En 1992 se nombró para dirigirlo a Frank Castorf, quien convirtió al algo anquilosado Volksbühne en uno de los principales centros de dramaturgia de Europa, ligado a lo revolucionario no sólo en lo ideológico, sino también en lo formal. Pero, a pesar del éxito y el respeto crítico, Castorf fue sustituido -tras 24 años al frente del Volksbühne- por el historiador de arte y curador belga Chris Dercon, antiguo director de la famosa galería de arte moderno Tate en Londres, y esto inició entre el personal del teatro y en los círculos artísticos berlinenses una batalla tanto ideológica como estética.

Para entender las causas, hay que considerar que también es parte de la institución un enorme taller, donde se construyen los sorprendentes elementos de utilería y escenografía que el teatro suele utilizar. Quienes trabajan allí tienen en la institución la misma importancia que los directores o los integrantes del elenco, el personal de limpieza o el de administración, de acuerdo con una filosofía esencialmente antijerárquica, pero el taller es uno de los principales costos del Volksbühne, que depende casi por completo de un abultado subsidio estatal.

Con el objetivo explícito de aumentar la asistencia de público y reducir los gastos del taller, se contrató a Dercon, quien se destacó, como dijimos, en la galería Tate, considerada por muchos un símbolo del posmodernismo y el esnobismo elitista en la plástica. Esto produjo de inmediato un conflicto simbólico y filosófico, y varios de los directores de escena e integrantes del elenco del Volksbühne anunciaron su intención de abandonar la institución junto con Castorf, mientras que muchos intelectuales y artistas han escrito y firmado petitorios para que la designación del belga no se haga efectiva, y algunos otros han saltado en su defensa. La discusión no se ha limitado al ámbito estrictamente teatral, porque se considera que el cambio busca volcar a la institución hacia una concepción utilitarista del arte, relacionada con la gentrificación y la orientación turística de la otrora capital alemana. Se atribuye al gobierno la intención de “arrasar una identidad histórica” en favor de un “consenso de cultura globalizada”. Los defensores de Dercon han calificado esta reacción de “alarmista” y parte de la ostalgia, o sea, la añoranza de ciertos rasgos culturales de la ex Alemania del Este.

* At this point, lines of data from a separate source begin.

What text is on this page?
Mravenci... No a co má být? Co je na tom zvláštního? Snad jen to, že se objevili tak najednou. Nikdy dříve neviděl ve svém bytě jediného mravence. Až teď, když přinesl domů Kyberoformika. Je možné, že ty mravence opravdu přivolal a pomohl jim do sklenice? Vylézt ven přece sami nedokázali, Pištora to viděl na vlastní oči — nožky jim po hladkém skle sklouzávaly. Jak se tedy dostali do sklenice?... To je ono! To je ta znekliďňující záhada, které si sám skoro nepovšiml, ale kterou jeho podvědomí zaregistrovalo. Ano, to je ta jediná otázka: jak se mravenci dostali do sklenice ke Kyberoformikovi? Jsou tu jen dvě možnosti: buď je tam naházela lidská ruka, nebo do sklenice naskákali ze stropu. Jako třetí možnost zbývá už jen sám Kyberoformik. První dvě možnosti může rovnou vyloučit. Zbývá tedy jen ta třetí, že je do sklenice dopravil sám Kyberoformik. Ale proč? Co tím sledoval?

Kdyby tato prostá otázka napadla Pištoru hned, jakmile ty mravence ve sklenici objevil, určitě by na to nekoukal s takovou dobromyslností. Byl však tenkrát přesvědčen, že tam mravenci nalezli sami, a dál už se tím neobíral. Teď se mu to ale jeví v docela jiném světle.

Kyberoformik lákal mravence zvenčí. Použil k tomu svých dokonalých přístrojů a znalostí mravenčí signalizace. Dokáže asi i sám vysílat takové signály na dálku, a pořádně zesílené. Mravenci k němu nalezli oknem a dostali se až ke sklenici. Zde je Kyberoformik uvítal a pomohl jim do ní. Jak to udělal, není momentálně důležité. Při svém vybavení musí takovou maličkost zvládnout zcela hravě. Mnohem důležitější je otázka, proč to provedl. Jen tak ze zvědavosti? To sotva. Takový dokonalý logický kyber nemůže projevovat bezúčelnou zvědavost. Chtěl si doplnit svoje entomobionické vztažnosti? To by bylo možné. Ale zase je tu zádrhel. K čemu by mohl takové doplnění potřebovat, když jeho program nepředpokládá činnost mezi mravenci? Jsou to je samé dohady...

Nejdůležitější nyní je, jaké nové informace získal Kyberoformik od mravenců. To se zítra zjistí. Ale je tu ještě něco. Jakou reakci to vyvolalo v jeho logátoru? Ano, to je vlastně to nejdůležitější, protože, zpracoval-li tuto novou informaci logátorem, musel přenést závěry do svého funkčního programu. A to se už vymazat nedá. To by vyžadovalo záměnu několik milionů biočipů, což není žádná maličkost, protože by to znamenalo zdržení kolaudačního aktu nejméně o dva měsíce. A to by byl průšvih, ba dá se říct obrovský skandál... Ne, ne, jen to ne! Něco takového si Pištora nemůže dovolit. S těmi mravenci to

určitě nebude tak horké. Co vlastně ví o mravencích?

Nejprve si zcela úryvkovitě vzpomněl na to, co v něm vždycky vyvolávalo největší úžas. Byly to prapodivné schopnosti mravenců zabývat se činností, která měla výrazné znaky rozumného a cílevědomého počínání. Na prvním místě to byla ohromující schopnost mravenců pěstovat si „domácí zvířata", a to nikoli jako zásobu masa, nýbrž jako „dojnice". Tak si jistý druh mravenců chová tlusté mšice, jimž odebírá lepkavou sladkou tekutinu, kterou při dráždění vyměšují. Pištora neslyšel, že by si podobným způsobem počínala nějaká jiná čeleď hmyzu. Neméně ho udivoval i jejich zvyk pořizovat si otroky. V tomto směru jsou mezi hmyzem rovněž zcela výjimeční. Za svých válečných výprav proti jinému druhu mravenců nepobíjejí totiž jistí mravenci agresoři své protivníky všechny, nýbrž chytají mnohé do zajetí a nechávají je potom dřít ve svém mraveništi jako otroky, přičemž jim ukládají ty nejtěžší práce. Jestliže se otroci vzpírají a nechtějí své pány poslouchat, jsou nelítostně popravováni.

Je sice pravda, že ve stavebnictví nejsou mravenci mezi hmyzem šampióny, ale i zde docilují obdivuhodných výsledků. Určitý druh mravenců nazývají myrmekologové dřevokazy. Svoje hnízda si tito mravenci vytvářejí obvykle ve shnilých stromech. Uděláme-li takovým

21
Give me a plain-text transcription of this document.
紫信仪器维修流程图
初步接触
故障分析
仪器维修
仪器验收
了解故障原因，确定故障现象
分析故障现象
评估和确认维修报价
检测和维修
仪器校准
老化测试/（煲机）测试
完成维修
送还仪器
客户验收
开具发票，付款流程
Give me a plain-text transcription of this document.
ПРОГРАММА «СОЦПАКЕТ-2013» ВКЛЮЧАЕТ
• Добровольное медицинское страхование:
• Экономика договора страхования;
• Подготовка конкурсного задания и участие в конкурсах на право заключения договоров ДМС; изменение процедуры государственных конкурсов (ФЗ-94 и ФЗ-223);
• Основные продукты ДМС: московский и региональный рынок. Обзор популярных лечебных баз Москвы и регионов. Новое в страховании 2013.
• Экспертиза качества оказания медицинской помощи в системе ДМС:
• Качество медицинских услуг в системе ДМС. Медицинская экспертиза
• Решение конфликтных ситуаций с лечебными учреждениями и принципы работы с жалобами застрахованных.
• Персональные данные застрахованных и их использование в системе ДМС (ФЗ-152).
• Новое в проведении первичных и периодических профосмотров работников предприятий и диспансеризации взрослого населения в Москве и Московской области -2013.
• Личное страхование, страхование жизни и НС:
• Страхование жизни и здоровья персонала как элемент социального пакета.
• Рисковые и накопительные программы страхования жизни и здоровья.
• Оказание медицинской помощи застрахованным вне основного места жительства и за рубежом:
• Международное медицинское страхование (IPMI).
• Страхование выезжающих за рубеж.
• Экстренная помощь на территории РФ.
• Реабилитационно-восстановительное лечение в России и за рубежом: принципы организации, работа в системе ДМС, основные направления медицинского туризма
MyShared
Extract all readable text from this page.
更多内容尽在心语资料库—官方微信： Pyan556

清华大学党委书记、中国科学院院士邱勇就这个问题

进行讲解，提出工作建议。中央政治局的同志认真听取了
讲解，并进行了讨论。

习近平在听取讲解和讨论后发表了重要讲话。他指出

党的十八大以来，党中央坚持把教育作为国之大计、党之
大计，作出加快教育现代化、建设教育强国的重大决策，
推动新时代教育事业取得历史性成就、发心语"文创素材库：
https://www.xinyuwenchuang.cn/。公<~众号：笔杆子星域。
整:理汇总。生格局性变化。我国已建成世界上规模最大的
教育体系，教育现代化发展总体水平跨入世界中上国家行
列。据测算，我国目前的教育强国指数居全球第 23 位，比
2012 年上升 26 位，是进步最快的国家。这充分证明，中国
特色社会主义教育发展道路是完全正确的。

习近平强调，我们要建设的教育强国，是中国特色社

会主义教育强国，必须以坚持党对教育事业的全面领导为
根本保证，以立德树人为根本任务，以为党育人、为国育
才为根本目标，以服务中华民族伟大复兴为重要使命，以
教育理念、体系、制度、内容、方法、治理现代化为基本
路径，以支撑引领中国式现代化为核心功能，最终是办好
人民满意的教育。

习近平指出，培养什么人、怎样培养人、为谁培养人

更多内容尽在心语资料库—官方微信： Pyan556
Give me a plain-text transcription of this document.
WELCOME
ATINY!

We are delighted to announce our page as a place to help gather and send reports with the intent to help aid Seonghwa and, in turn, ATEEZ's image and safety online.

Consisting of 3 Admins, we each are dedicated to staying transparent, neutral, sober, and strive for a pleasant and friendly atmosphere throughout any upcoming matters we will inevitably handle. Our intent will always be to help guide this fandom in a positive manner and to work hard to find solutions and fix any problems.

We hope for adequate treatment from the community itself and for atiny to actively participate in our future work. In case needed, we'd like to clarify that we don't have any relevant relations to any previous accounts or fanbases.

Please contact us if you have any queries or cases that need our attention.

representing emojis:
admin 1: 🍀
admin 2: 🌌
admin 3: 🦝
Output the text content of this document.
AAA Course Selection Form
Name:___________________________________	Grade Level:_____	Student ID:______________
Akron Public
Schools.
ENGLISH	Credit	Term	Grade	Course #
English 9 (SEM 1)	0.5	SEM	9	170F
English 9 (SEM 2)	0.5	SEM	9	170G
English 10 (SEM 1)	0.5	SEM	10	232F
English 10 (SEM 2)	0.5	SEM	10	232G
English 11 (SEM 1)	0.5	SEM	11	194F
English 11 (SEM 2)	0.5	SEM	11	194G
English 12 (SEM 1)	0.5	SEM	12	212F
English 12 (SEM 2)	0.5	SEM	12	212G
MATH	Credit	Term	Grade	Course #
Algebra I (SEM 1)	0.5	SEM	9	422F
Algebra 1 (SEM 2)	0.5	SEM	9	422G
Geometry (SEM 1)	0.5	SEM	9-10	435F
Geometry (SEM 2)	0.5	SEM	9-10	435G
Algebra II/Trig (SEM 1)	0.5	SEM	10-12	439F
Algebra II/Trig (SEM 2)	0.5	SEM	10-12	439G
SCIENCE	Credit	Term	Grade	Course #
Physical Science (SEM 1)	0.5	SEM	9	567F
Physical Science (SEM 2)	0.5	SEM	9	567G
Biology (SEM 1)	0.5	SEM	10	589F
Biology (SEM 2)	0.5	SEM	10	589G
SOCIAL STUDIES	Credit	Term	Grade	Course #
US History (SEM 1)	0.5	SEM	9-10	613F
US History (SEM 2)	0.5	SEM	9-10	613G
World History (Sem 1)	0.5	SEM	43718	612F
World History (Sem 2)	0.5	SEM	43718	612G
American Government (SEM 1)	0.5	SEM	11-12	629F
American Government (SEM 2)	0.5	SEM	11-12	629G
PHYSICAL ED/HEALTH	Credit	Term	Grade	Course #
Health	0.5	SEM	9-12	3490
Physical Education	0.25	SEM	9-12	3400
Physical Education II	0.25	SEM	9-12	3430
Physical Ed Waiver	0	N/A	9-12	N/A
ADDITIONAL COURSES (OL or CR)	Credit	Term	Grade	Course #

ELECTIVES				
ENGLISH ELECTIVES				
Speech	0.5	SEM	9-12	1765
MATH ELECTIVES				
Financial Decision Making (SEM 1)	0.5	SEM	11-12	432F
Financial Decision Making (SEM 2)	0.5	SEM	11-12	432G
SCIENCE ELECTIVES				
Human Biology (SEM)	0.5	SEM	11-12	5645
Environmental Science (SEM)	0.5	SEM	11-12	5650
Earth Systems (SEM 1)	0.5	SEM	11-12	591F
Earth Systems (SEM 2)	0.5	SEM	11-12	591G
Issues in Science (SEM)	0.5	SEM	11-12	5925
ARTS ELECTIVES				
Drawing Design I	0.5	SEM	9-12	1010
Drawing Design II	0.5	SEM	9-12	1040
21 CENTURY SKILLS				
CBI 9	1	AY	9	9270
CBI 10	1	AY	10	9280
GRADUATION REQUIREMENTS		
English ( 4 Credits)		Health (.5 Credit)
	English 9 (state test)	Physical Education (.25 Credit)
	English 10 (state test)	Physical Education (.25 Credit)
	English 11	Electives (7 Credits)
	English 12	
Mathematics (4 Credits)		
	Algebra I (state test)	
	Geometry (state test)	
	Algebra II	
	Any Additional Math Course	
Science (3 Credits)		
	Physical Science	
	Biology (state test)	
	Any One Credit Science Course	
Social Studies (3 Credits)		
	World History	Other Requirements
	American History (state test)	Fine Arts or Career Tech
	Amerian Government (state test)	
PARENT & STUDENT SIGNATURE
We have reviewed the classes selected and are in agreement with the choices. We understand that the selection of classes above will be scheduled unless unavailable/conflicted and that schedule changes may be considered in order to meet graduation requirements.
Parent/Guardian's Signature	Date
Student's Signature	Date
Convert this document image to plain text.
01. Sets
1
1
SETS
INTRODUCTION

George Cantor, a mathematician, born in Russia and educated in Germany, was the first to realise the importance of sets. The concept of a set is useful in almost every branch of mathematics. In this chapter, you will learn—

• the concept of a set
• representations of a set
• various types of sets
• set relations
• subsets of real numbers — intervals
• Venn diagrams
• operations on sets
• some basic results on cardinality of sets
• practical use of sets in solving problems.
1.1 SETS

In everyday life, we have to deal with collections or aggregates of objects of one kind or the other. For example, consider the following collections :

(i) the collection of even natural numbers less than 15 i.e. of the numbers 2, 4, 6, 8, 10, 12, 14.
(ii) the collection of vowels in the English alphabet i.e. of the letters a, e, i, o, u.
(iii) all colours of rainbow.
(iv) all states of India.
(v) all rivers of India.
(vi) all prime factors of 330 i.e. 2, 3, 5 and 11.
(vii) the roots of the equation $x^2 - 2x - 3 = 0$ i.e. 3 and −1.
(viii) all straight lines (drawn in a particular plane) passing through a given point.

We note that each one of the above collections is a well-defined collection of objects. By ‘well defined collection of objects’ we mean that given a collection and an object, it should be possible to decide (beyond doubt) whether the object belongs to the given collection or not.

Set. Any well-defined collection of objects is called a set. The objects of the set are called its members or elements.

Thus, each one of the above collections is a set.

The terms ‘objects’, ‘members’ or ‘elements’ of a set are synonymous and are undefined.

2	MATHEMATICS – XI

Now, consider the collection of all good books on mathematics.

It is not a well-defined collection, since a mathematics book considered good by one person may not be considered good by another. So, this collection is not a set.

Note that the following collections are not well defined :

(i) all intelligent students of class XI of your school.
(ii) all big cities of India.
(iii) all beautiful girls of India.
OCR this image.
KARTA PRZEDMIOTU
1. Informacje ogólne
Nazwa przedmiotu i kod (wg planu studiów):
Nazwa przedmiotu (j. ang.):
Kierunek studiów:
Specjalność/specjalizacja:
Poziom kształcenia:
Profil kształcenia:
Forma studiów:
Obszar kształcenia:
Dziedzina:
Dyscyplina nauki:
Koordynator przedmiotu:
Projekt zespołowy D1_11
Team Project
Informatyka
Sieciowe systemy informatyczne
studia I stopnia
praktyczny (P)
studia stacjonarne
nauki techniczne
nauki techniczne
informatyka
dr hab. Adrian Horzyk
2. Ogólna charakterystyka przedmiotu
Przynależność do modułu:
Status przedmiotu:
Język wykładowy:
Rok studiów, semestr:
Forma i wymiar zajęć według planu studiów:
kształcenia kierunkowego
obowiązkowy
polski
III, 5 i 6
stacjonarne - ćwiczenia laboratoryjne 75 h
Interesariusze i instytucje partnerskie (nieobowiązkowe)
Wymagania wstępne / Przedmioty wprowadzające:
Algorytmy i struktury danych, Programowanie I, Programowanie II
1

Hasta que Dercon asuma en setiembre, lo que se pueda decir sobre sus intenciones es más que nada especulación, y, aunque ya se ha confirmado su designación, se duda de que pueda hacer cambios radicales, sobre todo por el reciente nombramiento del izquierdista Klaus Lederer, admirador de Castorf, al frente del Departamento de Cultura de Berlín. Por su parte, Frank Mittman, director del taller del Volksbühne -junto con quien Castorf diseñó la distintiva estética del teatro-, opina que será posible llegar a un acuerdo con Dercon, y dijo que este ha mostrado una actitud comprensiva y amistosa hacia la idiosincrasia del teatro.